Hannes Benedetto Pircher: Ich lebe in Wien seit 1996. Die Grabrednerei ist sicher kein Beruf im herkömmlichen Sinne. Für mich persönlich hat sie mit Berufung zu tun. Es gibt ja auch kein Berufsbild „Grabredner“. Auch gibt es keine spezifische Ausbildung zum Grabredner. Andererseits mag für einen guten Grabredner gelten, worin bereits Cicero die Qualitäten des Redners (orator) ganz allgemein auszumachen weiß: er sollte ein ganzer Philosoph sein und zugleich eine im tiefsten Wortsinn politische Persönlichkeit. Mit der Grabrednerei angefangen hat es so, dass mich Freunde, nicht selten Schauspielerkollegen, immer wieder angesprochen haben, ob ich denn nicht für ihre verstorbene Mutter oder Freundin ein paar Worte am Grab sagen bzw. eine kleine Trauerfeier gestalten könne. Viele Menschen einer Großstadt haben mit den Kirchen nichts mehr zu tun; was natürlich bleibt, ist das Bedürfnis nach einer würdigen Trauerfeier. Da müssen die Bestattungsunternehmer sich etwas einfallen lassen. Sie bieten also einen Grabredner genauso als Dienstleistung an wie einen Geistlichen, einen Psychologen oder einen Sänger aus dem Staatsopernchor. Wir Grabredner gestalten und leiten das ganze Begräbnis. In Wien, wo die „schöne Leich“ im gesellschaftlichen Bewußtsein des Bürgertums eine große Rolle spielt, ist der Grabredner natürlich zu Hause.
„Der Vinschger": Von wem erhalten Sie den Auftrag für eine Grabrede?
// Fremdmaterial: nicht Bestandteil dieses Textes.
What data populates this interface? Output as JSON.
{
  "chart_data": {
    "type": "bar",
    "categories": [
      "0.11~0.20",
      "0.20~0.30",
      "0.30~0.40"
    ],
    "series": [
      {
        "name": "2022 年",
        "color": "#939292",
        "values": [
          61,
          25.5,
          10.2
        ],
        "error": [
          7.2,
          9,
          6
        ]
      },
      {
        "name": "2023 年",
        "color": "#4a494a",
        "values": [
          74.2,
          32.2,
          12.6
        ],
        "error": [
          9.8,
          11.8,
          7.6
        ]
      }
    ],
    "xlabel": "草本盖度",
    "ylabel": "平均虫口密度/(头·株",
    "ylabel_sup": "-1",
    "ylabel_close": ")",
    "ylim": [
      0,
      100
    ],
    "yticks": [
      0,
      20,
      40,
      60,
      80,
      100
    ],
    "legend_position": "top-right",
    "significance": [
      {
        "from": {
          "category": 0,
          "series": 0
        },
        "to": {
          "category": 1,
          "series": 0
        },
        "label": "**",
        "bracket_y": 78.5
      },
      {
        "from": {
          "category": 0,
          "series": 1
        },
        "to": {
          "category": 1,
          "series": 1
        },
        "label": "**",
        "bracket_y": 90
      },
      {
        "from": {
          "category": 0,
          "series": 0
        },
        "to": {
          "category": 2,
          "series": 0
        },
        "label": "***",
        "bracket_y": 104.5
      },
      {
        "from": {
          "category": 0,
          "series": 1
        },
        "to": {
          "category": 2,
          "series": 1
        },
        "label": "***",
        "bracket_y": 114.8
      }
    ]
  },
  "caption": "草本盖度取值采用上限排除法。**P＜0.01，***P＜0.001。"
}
Pircher: Von der Bestattung Wien selbst bzw. deren Konkurrenzunternehmen. Ich selbst bin völlig frei und unabhängig. Ich teile den Bestattungen mit, wann ich verfügbar bin. Entsprechend werde ich eingeteilt per Fax oder E-Mail; da steht dann oben: 10.10.05, Zentralfriedhof Halle 3, 9 Uhr: Adam Tod.
„Der Vinschger“: Sie halten bis zu 500 Grabreden jährlich?
Pircher: Es gibt Tage, an denen ich im Stundentakt 4 Begräbnisse hintereinander habe.
„Der Vinschger": Wie bereiten Sie Ihre Reden vor?
Pircher: Indem ich den Angehörigen zuhöre. Gespür für menschliches Gewebe ist die Grundvoraussetzung für diese Arbeit. Alles andere ist Auftritt, Mnemotechnik, Klugheit undsoweiter.
"Der Vinschger": Treffen Sie sich vorab mit den Angehörigen?
Pircher: Gewöhnlich sind wir Grabredner eine Dreiviertelstunde vor Begräbnisbeginn am entsprechenden Friedhof. Dort gibt es eigene Räume, in denen wir die Angehörigen, in Wien sagt man „die Kunde“, zu einem kurzen Gespräch erwarten. Da muss man sich dann in möglichst kurzer Zeit ein Bild von dem machen, wer oder was der Verstorbene war und abhören, was die Angehörigen selbst hören wollen. Abhören vor allem, welche Sprache sie sprechen. Denn ohne Sprache keine Gedanken. Da heißt es die Geister zu unterscheiden, abwägen, filtrieren. Die Rede selbst wird dann improvisiert. Ohne Stichwortzettel. Freie Rede ist natürlich selbstverständlich. Das Kurzzeitgedächtnis hat da mitunter Erhebliches zu leisten. Wenn der Kunde es wünscht, treffe ich mich mit ihm an einem unabhängigen Ort, etwa im Kaffehaus, einen oder zwei Tage vor dem Begräbnis. Dies trifft auch bei besonderen Fällen zu. Als zum Beispiel der Elefantenpfleger vom Tiergarten Schönbrunn ums Leben kam, habe ich mich mit seinen Eltern einen Tag vor dem Begräbnis getroffen.
„Der Vinschger": Wie gehen Sie mit den verschiedenen Konfessionen um?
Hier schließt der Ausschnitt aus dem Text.